Лидочка, покрывая трехэтажными эпитетами всю родословную незадачливого кавалера, с грохотом начала обуваться. Потом выскочила в подъезд, с силой хлопнула дверью и уже не слышала, куда там звонит этот ненормальный ботаник, любитель театра.

– Алло, Даня? – звонил в это время Акакий Игоревич сыну. – Даня, мне нужно срочно сто тысяч рублей. Срочно, сынок! Вопрос... жизненно важный вопрос... Ты ж понимаешь, я бы так не стал... Спасибо, сын. Все, лечу!

Бросив трубку, Акакий передохнул:

– Ну, если сейчас на такси, в самое время успею...

Конечно, деньги Данил дал. И даже не спросил зачем, только пристально вгляделся в черные круги под глазами родного отца.

– Я тебе все-все расскажу, но... Через полчаса, хорошо? – лопотал Акакий Игоревич, пряча за пазуху пакет с деньгами. – Я быстро...

– Пап, ты успокойся. Может, помочь чем? – участливо спросил сын.

– Нет-нет, я сам... мне надо обязательно самому... – затараторил Акакий и взглянул на сына с непередаваемой болью. – Только бы успеть, Даня...

Он поймал такси прямо возле офиса Данила.

– Доставьте меня, товарищ, – по-старомодному обратился он к водителю, – пожалуйста, побыстрее к железнодорожному вокзалу.

– Как скажешь, – пожал плечами таксист, и машина рванула с места как ошалелая.

Судя по времени, он не опоздал. Везде грудились толпы народа – у дачников открылся сезон, отдыхающие потянулись из города за город. Вот только дамы с собачкой нигде не наблюдалось.

– Ах ты, черт... Неужели опоздал? – растерянно бормотал Акакий Игоревич, вертя во все стороны головой. – А ведь сама говорила – ровно час...

Он уже окончательно отчаялся, как вдруг в правой ладони ощутил влажное дыхание. Возле него стоял огромный тупомордый пес неизвестной породы и тыкался носом в руку.
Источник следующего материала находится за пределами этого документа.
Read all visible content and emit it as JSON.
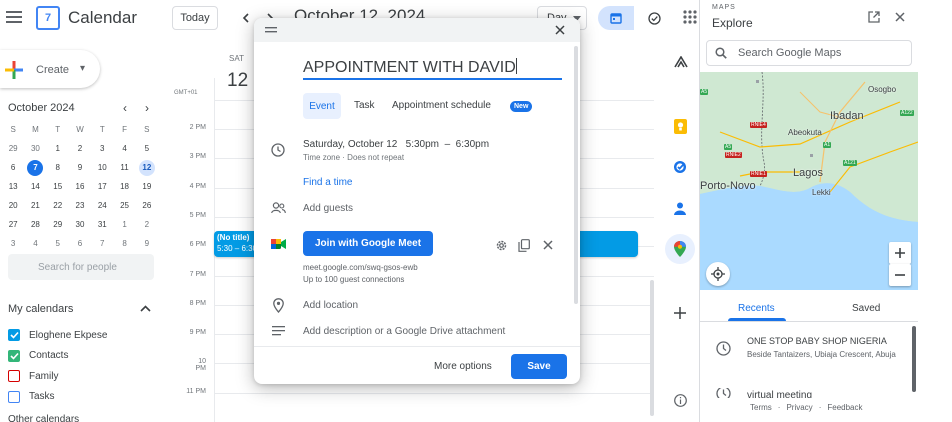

На мощной шее собаки был надет широкий, как солдатский ремень, ошейник, глупо украшенный веночком из одуванчиков.

– А вот и мы, – возникла рядом с псом миловидная девушка годков этак двадцати пяти. – Ну как, вы принесли, что я просила?

Акакий только судорожно сглотнул и молча протянул пакет.

– Там ровно сто тысяч, – просипел он. – А где Аня?

– Она уже уехала. Ей нельзя было там оставаться, вы же понимаете... Да вы сами к ней езжайте, все узнаете из первых уст. А я, как и договаривались, ничего не видела, не слышала и больше на вашем горизонте не появлюсь, – скупо пояснила девушка и принялась махать рукой. – Такси-и-и! Эй, такси! Отвезите дедушку куда надо, он вам все сам скажет.

Таксист, который будто бы ждал, что его подзовут, быстро подъехал и распахнул дверцу:

– Садитесь. И куда вам?

– Мне? Мне домой, – растерялся Акакий Игоревич. Но тут же спохватился: – Нет, мне не домой, мне к Анечке! Езжайте, я вам скажу куда.